Amy Stephen recently posted on twitter how much Wordpress rocks. My gut reaction wanted me to respond by saying I was less than impressed with Wordpress. Instead I asked a question. How do we go about evaluating a content management system? Amy came to one conclusion and I came to a very different one which means our evaluation criteria must be miles apart. In response to that question, here is my take on how you evaluate a content management system.
Slick User Experience
A solid CMS needs a good user experience for content viewers, content managers, and site admins. When new features are added on the user experience needs to remain consistent and good.
Sadly, this is where most evaluations end. A tool is found that looks and feels good and that's the end of the story. But, there is more thats important to both general users and to developers.
If I were using a non-web enabled desktop application I wouldn't be so concerned with security. But a CMS isn't just a web enabled application, it's an application serving up the web all the time on a remote machine where the world can access it.
To make matters worse, there are hackers who like to take down sites for fun. A single hacker can take down thousands of sites in a week because so many web enabled tools have such easy holes to exploit.
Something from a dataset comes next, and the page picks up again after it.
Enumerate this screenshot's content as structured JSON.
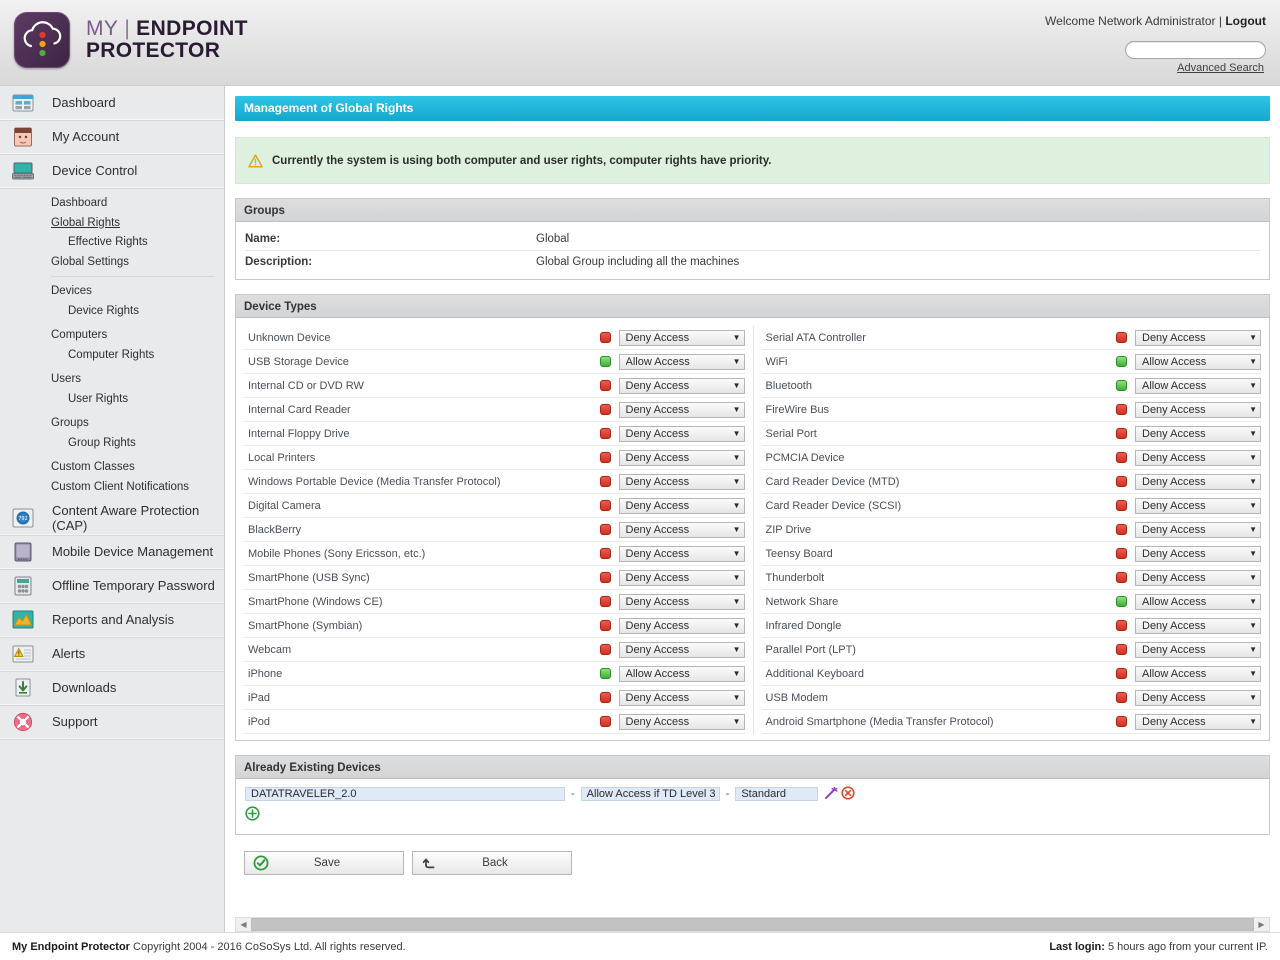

Security is important. How a CMS handles security is important. How a CMS responds to issues is important. I look for a security methodology, a security team, and good security practices. Even if you just want to install a CMS and not develop on it security should be a concern.
Architecture and ilities
If you're going to develop using a tool the architecture and ilities (maintainability, accessibility, and testability) should be of concern. For every tool there is a different architecture and there is no one right answer. But, there are bad ideas and bad practices.
For example, an architecture that isn't separated into layers (logic, data model, and presentation) should be a concern. Or, an architecture that doesn't have a good interface to plug in features is a problem. Hacking a feature into a template is never a good idea.
So, how does your CMS of choice stack up? Did you look beyond the UX when you chose it?